In many cases, users will not type in the exact response you are expecting. For example, if you ask the user if they are having a good day, they might type yes, Yes, or YES. In order to account for this, you can use the tolower() function to convert the user's response to lower case within the condition after if, like this:

if (tolower(user.response) == "yes") {
    # code to run if user says yes
}

Write Simple Functions With Conditions

In the practice section of the previous chapter, you wrote several functions that completed the described task. Now, do the same, but use conditional statements where necessary.

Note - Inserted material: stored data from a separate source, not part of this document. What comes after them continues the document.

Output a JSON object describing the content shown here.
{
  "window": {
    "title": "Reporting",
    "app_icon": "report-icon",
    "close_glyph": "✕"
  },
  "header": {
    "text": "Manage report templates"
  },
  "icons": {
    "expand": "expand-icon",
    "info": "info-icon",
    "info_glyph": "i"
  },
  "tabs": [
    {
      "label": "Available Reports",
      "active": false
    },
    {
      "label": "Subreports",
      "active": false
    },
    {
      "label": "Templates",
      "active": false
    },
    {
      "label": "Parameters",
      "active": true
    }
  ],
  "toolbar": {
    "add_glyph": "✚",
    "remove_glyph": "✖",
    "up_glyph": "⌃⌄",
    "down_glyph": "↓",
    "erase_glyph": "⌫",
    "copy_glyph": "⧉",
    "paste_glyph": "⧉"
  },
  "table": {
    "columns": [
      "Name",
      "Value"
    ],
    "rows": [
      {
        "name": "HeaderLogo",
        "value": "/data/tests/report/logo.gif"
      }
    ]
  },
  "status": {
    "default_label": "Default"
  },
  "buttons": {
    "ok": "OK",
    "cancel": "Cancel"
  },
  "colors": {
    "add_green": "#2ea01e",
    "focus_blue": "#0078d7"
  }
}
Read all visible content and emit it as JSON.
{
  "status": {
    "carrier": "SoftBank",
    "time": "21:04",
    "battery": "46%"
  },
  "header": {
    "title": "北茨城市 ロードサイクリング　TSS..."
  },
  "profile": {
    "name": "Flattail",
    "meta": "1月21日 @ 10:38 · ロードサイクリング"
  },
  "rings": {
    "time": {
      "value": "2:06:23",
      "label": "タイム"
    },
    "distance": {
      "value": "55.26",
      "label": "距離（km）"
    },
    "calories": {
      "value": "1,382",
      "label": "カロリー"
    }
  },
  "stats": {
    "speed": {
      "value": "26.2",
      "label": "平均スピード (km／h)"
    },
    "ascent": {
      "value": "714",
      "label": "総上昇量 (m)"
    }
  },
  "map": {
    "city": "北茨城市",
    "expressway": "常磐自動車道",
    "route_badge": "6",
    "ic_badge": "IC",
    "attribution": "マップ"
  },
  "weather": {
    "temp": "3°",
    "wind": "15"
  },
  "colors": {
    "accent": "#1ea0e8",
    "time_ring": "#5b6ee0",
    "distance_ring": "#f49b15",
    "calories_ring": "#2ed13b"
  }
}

  1. Write a function called getDifference that takes two positional arguments and a keyword argument called reversed that defaults to FALSE. If reversed is FALSE, the function should return the difference between the first and second argument. If reversed is TRUE, the function should compute the difference in the opposite order. E.g., passing 5 and 3 with reversed=TRUE should return -2, but using reversed=FALSE or omitting the reversed argument entirely should make the function return 2.
  2. Write a function called printInvite that takes a vector of names called people. This vector could have any length, but will contain names in a character vector, e.g., c("Fiona", "Paul", "Bess"). Generally, the function should return a string that looks like this:
    "Hey, _____! Come to my birthday party on Saturday!"
    As long as "Stacey" is not in people, the function should return the string above, with the blank filled in with the names in people. Specifically:
    • if there is just one name in people, e.g., c("Ed"), the function should simply insert that name, e.g., "Ed"
    • if there are two names in people, e.g., c("Ed", "Sue"), the function should insert the first name, followed by " and ", followed by the second name, e.g., "Ed and Sue"
    • if there are more than two names in people, e.g., c("Ed", "Sue", "Kim", "Li"), the function should insert the first name, followed by ", ", followed by the second name, and so forth, until the final name that should be preceded by ", and ", e.g., "Ed, Sue, Kim, and Li"
    However, if "Stacey" is indeed in people, the function should return "Stacey is not invited." regardless of the number of names in people.
  3. Write a function called getStatistic that takes a vector of numbers called numbers and a keyword argument called statistic that defaults to "mean". If statistic is "mean", the function should return the mean of numbers. If statistic is "median", the function should return the median of numbers. If statistic is "sd", the function should return the standard deviation of the numbers. If statistic is any other value, the function should return the string "Error: unknown statistic requested".